Ketiga polisi yang menjadi tersangka itu adalah Kabag Ops Polres Malang Kompol Wahyu Setyo Pranoto, Kasat Samapta Polres Malang AKP Bambang Sidik Achmad, dan Komandan Kompi Brimob Polda Jawa Timur AKP Haasdarman. Mereka dijerat pasal 359, Pasal 360 KUHP atau Pasal 103 ayat 1 Undang-Undang Nomor 11 Tahun 2012 dengan penjara paling lama lima tahun. 


Hasil Investigasi Tim Gabungan Independen Pencari Fakta (TGIPF) menyebutkan jatuhnya ratusan korban jiwa dalam tragedi Kanjuruhan disebabkan tembakan gas air mata. 


Para korban tragedi Kanjuruhan kemudian mendapatkan pelayanan yang diberikan melalui Posko Terpadu NU yang berdiri sejak awal kejadian. Ratusan korban peristiwa berdarah itu mendapatkan layanan berupa informasi, pelaporan serta pendataan korban yang belum ditemukan, pendampingan hukum, trauma healing, bantuan kesehatan dan santunan. 


Sebab berdasarkan temuan Komnas HAM, kericuhan yang terjadi di Kanjuruhan bukan lantaran pendukung Arema yang masuk ke lapangan tetapi karena ada gas air mata yang ditembakkan arah Aremania.


Sebenarnya, situasi sempat terkendali. Tetapi situasi itu berubah menjadi ricuh saat polisi menembakkan gas air mata. Kericuhan timbul karena rasa panik pendukung. Inilah yang menjadi penyebab terjadinya konsentrasi massa berdesakan di pintu keluar stadion. 

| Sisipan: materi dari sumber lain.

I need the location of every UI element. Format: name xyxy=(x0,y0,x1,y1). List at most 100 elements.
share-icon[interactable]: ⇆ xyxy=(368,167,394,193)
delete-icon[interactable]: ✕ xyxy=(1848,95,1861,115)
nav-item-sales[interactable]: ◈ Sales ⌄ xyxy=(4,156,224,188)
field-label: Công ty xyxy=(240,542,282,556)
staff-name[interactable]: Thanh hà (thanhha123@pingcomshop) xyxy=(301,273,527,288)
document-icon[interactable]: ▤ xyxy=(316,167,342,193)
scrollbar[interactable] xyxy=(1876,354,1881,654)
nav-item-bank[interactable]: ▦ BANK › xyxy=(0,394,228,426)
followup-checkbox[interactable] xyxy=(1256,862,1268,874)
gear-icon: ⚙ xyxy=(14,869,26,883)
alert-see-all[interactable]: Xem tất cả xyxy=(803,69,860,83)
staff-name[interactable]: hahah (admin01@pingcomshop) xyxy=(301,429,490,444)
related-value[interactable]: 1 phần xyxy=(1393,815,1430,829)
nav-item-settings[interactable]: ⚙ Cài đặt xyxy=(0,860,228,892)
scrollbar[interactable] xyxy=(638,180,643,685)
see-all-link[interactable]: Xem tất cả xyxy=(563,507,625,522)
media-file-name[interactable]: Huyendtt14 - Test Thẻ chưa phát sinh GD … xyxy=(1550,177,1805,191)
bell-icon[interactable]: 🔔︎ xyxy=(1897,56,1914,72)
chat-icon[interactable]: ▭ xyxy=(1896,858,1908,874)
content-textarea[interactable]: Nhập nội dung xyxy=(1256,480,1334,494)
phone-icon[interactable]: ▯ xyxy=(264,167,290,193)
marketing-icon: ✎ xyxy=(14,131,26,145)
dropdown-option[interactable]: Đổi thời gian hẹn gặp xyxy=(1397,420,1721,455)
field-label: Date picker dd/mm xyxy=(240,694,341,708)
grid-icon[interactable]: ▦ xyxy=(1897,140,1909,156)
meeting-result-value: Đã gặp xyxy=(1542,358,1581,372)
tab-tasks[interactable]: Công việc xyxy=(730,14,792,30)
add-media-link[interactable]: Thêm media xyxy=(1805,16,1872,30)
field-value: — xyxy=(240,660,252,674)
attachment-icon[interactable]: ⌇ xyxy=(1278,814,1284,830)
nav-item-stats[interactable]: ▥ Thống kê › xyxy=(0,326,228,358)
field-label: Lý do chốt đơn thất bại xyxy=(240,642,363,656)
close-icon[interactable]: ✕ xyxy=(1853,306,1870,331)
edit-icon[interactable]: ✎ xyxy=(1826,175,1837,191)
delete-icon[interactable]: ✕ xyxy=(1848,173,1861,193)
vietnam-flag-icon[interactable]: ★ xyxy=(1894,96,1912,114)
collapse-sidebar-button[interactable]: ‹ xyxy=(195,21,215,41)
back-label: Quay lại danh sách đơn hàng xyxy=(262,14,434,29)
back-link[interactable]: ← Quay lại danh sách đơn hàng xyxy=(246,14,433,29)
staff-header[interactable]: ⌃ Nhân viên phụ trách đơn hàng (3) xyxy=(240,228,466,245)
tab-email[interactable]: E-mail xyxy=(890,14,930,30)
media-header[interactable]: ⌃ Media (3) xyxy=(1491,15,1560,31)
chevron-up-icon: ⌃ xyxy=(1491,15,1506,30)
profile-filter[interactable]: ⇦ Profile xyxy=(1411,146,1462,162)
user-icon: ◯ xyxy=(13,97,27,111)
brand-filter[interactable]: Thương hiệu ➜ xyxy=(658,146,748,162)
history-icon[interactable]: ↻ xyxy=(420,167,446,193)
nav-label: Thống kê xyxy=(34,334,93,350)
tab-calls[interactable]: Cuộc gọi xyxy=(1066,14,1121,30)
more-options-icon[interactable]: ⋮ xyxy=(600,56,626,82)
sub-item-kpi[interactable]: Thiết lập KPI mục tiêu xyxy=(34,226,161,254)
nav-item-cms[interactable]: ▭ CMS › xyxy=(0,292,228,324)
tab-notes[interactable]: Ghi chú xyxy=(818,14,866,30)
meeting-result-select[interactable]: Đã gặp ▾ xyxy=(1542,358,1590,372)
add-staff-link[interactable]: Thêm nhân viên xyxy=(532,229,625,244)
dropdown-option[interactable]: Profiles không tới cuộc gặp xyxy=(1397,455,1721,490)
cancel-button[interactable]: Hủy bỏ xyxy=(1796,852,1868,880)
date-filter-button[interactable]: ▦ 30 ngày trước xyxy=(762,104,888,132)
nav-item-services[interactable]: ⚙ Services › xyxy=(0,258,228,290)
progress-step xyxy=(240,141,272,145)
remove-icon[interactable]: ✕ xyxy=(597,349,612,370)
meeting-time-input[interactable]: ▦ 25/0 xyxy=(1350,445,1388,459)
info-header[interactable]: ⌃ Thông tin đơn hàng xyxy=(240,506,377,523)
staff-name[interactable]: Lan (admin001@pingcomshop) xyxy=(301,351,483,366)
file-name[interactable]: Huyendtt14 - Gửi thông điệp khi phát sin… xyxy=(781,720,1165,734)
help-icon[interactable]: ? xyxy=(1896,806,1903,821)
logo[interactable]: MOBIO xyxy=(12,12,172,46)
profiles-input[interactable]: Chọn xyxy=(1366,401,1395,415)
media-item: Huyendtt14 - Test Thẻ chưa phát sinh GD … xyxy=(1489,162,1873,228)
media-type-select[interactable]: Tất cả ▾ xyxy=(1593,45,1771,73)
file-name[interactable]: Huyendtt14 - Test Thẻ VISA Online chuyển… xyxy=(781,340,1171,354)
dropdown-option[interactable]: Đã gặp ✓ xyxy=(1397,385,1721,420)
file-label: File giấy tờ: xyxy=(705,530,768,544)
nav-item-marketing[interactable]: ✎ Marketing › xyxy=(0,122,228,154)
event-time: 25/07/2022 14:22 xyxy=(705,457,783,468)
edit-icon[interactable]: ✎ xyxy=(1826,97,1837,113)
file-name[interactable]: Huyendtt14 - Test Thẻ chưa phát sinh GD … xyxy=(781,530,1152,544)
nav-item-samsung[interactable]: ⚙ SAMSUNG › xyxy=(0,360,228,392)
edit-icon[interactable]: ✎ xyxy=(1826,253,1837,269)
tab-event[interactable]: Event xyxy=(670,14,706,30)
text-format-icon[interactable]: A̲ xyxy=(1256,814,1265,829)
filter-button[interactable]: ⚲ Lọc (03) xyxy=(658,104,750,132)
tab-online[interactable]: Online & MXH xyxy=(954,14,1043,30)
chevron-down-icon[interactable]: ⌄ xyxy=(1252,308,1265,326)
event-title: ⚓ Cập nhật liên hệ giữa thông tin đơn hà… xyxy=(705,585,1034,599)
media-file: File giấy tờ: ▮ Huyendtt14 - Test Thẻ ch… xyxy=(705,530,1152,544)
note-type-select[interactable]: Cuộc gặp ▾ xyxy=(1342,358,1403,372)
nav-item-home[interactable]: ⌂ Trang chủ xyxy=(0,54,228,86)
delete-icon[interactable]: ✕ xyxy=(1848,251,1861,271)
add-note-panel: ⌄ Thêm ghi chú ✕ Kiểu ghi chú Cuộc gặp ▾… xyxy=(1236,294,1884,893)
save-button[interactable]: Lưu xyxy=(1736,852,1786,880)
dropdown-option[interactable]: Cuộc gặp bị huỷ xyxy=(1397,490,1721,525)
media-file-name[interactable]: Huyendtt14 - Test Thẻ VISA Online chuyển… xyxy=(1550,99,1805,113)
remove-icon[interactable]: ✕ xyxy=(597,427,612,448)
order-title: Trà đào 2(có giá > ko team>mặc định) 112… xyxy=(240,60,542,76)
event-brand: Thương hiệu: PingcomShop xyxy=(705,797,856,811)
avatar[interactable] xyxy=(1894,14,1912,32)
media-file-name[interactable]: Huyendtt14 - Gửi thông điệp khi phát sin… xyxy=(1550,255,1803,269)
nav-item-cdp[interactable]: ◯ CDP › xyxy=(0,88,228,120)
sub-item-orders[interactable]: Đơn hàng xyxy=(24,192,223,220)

Kepada korban luka-luka dalam tragedi Kanjuruhan itu, PBNU melalui NU Care-LAZISNU memberikan santunan berupa Rp100 juta kepada 100 penerima manfaat, yang berarti 1 orang mendapatkan Rp1 juta. Santunan ini disalurkan pada 6 Desember 2022. 


Kamis (29/12/2022) hari ini, Komnas HAM menyatakan bahwa tragedi Kanjuruhan, Malang, Jawa Timur yang menewaskan 135 orang itu bukan termasuk kategori pelanggaran HAM berat. Hal ini merujuk pada laporan pemantauan dan penyelidikan yang dikeluarkan Komnas HAM pada 2 November 2022. Kini, Komnas HAM tengah memantau rekomendasi dari laporan pemantauan yang dilakukan.


Laporan Komnas HAM tertanggal 2 November 2022 menyatakan tragedi Kanjuruhan merupakan peristiwa pelanggaran HAM yang terjadi akibat tata kelola sepakbola yang diselenggarakan dengan cara tidak menjalankan, menghormati, dan memastikan prinsip dan norma keselamatan serta keamanan penyelenggaraan sepakbola.